ELDER PATRIOT – NFL Commissioner Roger Goodell is an Obama sycophant who either can’t tell the difference when he has stepped on the rights of one group to advance the “rights” of another group, or he doesn’t care.
The latest example of this came last week when he warned Atlanta Falcons team owner Arthur Blank that if the elected leaders in Georgia pass pending legislation that allows the denial of service based on religious beliefs the NFL may disqualify the Falcons’ bid to host upcoming Super Bowls.
League spokesman Brian McCarthy tried explaining:
“NFL policies emphasize tolerance and inclusiveness, and prohibit discrimination based on age, gender, race, religion, sexual orientation, or any other improper standard. Whether the laws and regulations of a state and local community are consistent with these policies would be one of many factors NFL owners may use to evaluate potential Super Bowl host sites.”
The law doesn’t require a denial of tolerance and inclusiveness. That would make it unconstitutional. The law permits it in instances where a violation of a person’s religious beliefs can be proven. This is consistent with guaranteeing the First Amendment rights of one party while still allowing the other party access to the services it wants from competing vendors.
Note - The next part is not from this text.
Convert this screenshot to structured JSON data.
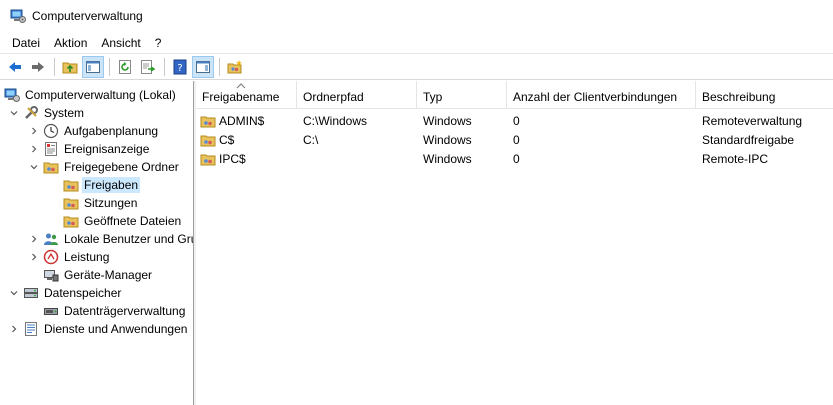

Goodell is either seeking to influence the Georgia legislature from providing any provisions to allow for religious tolerance during their deliberations on this carefully crafted bill, or he is just too stupid to understand the nuanced line that Georgia’s elected leaders are trying to walk in order to accommodate all parties when such situations arise.
Proving that he’s only driven by the potential of the financial windfall that comes with hosting a Super Bowl, Blank rolled over like a trained dog when he released this statement:
“I strongly believe a diverse, inclusive and welcoming Georgia is critical to our citizens and the millions of visitors coming to enjoy all that our great state has to offer. House Bill 757 undermines these principles and would have long-lasting negative impact on our state and the people of Georgia.”
It’s time for Christians to make their voices heard and to stop allowing their constitutional guarantee of religious freedom to be stripped from them by individuals and corporations that are driven only by the growth of their bottom line. Those same individuals and corporations have brought us to a precipice that threatens every aspect of American life as was intended by the Framers.
If, Roger Goodell is afraid of the image that “protests” by society’s malcontents similar to those at the UIC Pavilion in Chicago that forced the cancellation of Donald Trump’s rally last week, Christians should force him to consider the prospect of how much larger their constituency is. They could accomplish this by boycotting their team’s home opener in protest this year. Let the owners of the league see just how much of an economic impact the loss of Christian business represents.
Goodell is betting that the “Church of the NFL” is stronger than the churches of Christianity. Why shouldn’t he think this way? Sundays used to be the day people dressed in their finest clothing and attended church with their families. Today in America, Sunday is the day people eschew church to watch their favorite NFL team while dressed in that team’s official garb usually while leaving their families behind.
It’s important that the Georgia legislature crafts a proper bill that protects everyone’s rights and that the governor signs it into law without caving to corporate interests. It’s past time for Americans to be accommodated ahead of the interests of global corporations that are motivated only by their greed.